Players can create their own custom characters, weapons, items, monsters, NPCs and everything else in the game. Since everything in the game is made up of voxels, everything can be edited and customized using the same interface. The editors and tools that allow for creation of voxel objects and sprites are part of the game and built into the gameplay of the game. This allows Vox to further enhance the gameplay of other voxel based games, that only allow modification to the voxel world.

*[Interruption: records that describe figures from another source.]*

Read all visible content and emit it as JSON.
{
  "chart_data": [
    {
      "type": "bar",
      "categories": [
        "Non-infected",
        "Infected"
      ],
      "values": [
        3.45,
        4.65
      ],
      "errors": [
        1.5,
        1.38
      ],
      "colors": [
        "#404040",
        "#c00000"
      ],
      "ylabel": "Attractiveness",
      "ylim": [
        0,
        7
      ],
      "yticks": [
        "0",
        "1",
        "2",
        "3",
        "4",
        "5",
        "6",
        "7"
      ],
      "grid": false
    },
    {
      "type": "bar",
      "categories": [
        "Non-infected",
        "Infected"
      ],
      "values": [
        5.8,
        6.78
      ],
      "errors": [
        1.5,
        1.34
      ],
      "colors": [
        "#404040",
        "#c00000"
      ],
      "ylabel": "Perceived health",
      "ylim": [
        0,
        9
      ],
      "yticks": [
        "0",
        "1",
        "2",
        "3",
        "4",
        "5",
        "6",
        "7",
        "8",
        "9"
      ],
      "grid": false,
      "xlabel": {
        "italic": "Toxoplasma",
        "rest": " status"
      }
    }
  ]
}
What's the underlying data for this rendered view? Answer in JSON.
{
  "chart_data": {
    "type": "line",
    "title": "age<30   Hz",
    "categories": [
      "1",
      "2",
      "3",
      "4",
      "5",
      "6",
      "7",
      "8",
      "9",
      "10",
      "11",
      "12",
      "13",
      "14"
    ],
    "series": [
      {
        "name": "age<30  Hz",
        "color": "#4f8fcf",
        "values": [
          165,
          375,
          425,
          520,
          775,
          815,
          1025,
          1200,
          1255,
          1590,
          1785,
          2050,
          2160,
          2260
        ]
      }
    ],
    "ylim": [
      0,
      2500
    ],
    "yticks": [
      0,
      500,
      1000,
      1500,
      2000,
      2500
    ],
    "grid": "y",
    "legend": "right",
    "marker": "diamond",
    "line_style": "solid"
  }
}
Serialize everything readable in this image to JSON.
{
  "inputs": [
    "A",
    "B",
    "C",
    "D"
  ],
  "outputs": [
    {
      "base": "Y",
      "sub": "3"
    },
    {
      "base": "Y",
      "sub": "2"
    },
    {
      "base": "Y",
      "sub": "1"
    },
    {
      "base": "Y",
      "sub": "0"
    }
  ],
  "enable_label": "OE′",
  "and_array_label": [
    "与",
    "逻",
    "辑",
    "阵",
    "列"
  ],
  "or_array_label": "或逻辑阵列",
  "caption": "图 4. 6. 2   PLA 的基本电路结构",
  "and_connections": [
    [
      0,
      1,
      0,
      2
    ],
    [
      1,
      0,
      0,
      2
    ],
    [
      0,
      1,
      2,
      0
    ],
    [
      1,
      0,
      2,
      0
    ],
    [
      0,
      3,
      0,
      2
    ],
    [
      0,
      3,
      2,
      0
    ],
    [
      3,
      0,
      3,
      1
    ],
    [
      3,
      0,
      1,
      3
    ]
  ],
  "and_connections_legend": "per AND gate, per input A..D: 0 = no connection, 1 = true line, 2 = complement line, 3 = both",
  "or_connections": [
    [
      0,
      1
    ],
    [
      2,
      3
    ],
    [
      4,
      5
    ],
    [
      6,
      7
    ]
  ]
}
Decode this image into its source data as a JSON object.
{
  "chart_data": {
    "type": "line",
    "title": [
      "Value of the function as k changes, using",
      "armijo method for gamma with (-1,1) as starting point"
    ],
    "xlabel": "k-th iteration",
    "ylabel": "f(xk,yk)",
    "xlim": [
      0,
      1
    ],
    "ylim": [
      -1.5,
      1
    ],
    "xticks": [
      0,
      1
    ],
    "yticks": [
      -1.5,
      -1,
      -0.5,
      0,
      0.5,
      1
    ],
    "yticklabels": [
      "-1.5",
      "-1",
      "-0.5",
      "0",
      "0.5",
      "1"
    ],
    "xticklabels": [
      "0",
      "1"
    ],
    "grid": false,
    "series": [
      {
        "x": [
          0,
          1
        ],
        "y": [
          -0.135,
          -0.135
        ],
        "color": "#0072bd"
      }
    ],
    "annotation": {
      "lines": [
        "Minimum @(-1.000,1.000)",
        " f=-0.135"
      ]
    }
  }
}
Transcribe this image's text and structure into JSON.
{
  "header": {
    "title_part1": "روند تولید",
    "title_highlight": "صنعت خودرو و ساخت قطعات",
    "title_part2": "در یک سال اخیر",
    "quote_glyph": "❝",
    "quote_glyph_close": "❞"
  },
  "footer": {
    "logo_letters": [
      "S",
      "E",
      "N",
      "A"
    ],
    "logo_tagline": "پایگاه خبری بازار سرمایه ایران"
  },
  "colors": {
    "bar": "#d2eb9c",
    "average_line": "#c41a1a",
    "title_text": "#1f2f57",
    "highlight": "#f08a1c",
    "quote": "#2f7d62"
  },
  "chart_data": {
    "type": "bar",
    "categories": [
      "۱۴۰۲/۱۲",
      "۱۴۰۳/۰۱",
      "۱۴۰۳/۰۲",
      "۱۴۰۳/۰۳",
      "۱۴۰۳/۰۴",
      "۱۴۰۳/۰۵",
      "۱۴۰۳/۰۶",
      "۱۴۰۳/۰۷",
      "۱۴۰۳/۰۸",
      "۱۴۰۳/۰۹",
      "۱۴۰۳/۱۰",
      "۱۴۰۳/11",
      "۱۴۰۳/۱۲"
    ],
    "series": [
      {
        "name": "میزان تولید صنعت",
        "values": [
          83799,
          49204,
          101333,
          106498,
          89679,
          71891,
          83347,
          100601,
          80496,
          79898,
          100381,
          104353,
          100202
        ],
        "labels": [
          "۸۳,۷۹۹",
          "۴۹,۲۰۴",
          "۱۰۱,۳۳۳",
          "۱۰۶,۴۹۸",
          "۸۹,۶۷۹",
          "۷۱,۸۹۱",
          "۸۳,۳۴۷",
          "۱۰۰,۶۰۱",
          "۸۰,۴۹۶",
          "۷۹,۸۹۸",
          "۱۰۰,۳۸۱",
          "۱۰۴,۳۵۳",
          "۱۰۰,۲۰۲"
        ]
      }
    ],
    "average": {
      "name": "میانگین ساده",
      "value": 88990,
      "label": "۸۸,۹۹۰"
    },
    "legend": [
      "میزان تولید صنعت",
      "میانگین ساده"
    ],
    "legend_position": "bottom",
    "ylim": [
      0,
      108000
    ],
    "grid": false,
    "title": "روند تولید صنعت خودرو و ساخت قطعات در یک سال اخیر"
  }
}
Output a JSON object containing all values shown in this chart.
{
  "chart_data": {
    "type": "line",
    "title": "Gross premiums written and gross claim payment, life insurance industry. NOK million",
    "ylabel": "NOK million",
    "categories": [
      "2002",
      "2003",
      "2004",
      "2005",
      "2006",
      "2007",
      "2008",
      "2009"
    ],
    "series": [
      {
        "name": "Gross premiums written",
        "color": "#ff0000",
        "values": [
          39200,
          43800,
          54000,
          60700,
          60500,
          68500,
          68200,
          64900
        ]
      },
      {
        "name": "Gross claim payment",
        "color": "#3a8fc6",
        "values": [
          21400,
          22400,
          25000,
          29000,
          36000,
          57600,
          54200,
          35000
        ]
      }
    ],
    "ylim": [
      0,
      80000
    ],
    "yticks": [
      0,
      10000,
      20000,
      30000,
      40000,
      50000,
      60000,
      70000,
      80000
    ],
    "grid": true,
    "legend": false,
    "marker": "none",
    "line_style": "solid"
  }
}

Vox features a dynamic world that is populated with many interactive elements, such as monsters and NPC villages and would have had a full story and adventure mode. This mode would have also featured a dynamic quest system.

==History==
===Development===
Originally, Vox started as an entry into the Ludum Dare #23 competition, named "When Worlds Collide", with the source code and game prototype available for download. The core voxel engine technology was created over the course of the two day Ludum Dare Weekend. Later the development was documented openly on a website titled "Let's make a voxel engine". Vox was developed using an incremental release model and as new features and elements are added to the game, these are gradually released in updates. The latest available public demo version distributed via IndieDB is v0.28.

===Releases===
Vox was first commercially released on digital distributor Desura on 8 September 2012 as playable Pre-alpha release version. In Jun 2013 the game was released via Humble Store. On 12 November 2013 the game was also successfully Steam Greenlighted as "Early access" game.

===Open-source===
Around end of 2015 the source code of Vox was made available as open-source software under the GPLv3 on GitHub. Cross-platform support via CMake for Linux and MacOS was added. There was development activity on the repository until 2017 by AlwaysGeeky Games. The repository has since been taken down.

===Fate===
As of April 2023, the game has not received an update since 2017. While it is still listed as early access, it is no longer available for purchase on Steam. AlwaysGeeky Games has moved on to create Voxie Tactics, a similar, NFT-based game.

==Reception==
As of November 2018, the game has received mostly negative reviews from Steam users. In January 2017 Steam Spy guessed, based on available data, around 20,000 owners.